Jean-Hubert Gaillot est auteur mais aussi éditeur : avec Sylvie Martigny, il a créé et dirige encore aujourd’hui les merveilleuses éditions Tristram…
Son nouveau roman, Le Soleil, est une chasse au trésor littéraire. Le héros, Alexandre Varlop part en effet sur les traces d’un manuscrit mythique, jamais publié, qui serait tombé entre les mains d’artistes comme Man Ray, Ezra Pond ou Cy Twombly, et aurait grandement influencé leur œuvre. Le lecteur voyage avec Varlop autour de la Méditerranée (Mykonos, Palerme, Formentera) et dans l’histoire intellectuelle des avant-gardes du XXè siècle au fur et à mesure que son enquête avance… ou piétine. Car au-delà d’un roman d’aventures classiques, le Soleil est aussi un roman initiatique, une réflexion sur l’art et la création, un livre pour l’amour de la littérature.

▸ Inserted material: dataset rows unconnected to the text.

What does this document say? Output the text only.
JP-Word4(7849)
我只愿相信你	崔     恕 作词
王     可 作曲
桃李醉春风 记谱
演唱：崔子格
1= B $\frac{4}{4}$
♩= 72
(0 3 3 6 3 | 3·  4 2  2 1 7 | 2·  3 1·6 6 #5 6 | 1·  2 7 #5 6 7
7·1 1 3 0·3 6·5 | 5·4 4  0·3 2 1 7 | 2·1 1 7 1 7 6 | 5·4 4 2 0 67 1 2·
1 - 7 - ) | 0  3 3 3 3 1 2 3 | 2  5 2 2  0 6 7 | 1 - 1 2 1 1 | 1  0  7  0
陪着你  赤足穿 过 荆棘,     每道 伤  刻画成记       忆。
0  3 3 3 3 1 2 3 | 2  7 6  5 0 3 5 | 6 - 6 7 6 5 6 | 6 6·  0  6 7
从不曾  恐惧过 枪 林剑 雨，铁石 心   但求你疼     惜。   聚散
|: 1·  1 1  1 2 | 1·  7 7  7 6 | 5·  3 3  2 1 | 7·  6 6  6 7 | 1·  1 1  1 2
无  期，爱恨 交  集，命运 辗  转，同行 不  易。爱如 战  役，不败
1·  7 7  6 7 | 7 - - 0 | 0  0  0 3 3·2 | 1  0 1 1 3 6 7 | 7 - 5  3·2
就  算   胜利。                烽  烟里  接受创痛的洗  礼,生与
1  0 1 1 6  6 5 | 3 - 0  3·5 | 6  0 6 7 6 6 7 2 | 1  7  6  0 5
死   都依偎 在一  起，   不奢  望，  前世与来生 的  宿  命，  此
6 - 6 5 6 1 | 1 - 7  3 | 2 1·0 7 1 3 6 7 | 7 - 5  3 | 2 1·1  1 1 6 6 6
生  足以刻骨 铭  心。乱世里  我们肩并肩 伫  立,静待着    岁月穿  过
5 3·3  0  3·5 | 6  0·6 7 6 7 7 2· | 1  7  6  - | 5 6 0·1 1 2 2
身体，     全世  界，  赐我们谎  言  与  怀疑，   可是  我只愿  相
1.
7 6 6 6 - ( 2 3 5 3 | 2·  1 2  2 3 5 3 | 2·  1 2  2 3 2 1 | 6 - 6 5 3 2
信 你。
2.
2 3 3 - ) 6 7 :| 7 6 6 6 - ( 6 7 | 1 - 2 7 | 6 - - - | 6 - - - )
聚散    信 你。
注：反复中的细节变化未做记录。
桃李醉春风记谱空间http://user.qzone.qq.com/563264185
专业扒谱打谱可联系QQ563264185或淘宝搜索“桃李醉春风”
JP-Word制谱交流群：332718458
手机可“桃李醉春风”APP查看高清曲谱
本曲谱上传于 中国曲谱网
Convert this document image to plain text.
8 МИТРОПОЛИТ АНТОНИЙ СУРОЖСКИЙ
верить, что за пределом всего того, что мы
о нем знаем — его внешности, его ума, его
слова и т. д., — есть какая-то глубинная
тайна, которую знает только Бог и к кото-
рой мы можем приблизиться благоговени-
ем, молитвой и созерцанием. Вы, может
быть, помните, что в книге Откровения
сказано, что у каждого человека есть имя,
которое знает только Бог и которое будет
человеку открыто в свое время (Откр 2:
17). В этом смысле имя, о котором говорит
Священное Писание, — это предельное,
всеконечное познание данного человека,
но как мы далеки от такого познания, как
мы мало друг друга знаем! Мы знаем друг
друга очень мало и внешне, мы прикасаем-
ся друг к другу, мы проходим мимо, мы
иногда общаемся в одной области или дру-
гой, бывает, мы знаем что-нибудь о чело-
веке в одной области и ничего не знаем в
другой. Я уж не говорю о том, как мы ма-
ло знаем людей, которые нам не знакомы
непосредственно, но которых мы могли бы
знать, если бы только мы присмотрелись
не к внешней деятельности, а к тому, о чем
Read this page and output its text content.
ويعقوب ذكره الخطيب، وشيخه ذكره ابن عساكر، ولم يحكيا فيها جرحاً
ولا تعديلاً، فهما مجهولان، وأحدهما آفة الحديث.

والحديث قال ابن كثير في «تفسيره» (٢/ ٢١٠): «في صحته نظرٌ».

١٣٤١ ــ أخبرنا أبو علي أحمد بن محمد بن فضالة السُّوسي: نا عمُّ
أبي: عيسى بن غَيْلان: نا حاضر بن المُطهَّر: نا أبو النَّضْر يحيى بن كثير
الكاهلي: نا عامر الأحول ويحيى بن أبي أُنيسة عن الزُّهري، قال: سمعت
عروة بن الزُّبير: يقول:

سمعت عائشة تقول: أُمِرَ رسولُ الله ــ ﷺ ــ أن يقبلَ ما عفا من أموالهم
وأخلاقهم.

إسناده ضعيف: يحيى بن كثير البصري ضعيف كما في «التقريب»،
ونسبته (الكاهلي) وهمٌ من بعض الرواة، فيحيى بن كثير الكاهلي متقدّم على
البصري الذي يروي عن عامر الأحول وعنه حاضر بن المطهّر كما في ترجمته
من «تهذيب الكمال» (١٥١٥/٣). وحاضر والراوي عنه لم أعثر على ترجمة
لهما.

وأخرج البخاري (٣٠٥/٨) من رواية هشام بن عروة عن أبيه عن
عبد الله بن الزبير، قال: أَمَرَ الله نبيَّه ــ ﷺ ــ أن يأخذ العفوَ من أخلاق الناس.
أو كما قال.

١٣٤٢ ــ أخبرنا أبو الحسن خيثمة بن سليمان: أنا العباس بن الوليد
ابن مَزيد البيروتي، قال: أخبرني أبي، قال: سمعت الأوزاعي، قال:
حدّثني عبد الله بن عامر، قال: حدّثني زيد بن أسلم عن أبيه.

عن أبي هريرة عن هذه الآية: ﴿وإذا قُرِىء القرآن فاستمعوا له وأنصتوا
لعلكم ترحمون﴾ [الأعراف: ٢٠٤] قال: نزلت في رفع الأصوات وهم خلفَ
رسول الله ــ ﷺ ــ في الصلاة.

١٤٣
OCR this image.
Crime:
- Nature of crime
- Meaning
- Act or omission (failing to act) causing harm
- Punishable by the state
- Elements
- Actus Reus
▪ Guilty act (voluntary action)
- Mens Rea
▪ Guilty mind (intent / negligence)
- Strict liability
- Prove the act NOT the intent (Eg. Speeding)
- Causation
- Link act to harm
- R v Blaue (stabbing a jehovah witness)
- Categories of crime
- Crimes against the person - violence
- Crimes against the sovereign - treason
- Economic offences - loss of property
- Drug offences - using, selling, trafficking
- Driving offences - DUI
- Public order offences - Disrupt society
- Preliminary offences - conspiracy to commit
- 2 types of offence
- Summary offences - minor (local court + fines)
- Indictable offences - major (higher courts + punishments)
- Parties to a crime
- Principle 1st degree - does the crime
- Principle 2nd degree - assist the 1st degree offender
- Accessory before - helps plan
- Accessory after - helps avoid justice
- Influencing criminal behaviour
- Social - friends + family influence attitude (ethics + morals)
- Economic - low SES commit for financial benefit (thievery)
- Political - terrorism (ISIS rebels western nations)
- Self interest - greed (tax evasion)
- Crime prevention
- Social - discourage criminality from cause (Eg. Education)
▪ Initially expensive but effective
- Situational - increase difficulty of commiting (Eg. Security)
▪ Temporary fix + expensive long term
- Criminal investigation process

La critique du Soleil dans Marianne, le 15 août 2014 – par Hubert Artus
A ceux qui doutent que la littérature est un art total : lisez ce livre. Pour le lecteur, le Soleil est un roman. Pour son narrateur et personnage central, Alexandre Varlop, c’est un horizon. Tout commence en Grèce, sur l’île de Mykonos. Débarqué ici à la demande d’une amie éditrice, notre homme a carte (financière) blanche pour retrouver un manuscrit qui y aurait été volé en 1961. Ce serait un «absolu de la littérature» : un cahier à couverture jaune, aux pages noircies par… le photographe surréaliste Man Ray.
Pour les initiés, c’est un Graal. Arrivé avec une malle entière de documents sur l’histoire dadaïste, notre homme s’immerge dans l’œuvre et l’histoire de Man Ray, Ezra Pound, Cy Twombly. Suivant les turpitudes de son personnage, Gailliot prend son pied en racontant Ray à Hollywood dans les années 50 (et son rôle supposé dans l’« affaire du Dahlia Noir », tel que l’ex-flic américain Steve Hodel nous l’avait expliqué dans son livre paru en France en 2004), la liaison du photographe avec son amante Lee Miller, l’érotisme de son œuvre.
Déboussolé par toutes ces directions (le lecteur aussi, doit-on dire, cette partie du livre devenant un peu indigeste), Varlop s’égare définitivement lorsqu’il tombe raide d’une photographe française, qui accompagne sur l’île un mystérieux couple anglais. Convaincu que ce manuscrit volé est un leurre, il se met à suivre ses instincts – et la photographe française. Le Soleil devient alors un livre complètement allumé, menant personnage et lecteur à Palerme (où aurait été dealé le carnet jaune par une mystérieuse Française). Une escale qui nous vaudra la visite d’un lieu de partouze et de pénétrations en public : une centaine de pages que Gailliot a fait imprimer sur… du papier rose !
Quant à l’ultime partie, à Formentera, c’est aussi la plus poétique, où relations et machinations se dévoilent. Au final : une composition sur la géopolitique de l’art et de l’amour comme rarement lue. Roman dans le roman, livre de tous les livres, le Soleil doit plus encore à Pasolini (pour la poétique artistique et intellectuelle) et à Wenders (pour la beauté lumineuse de l’errance) qu’aux dadaïstes à proprement parler. Une beauté.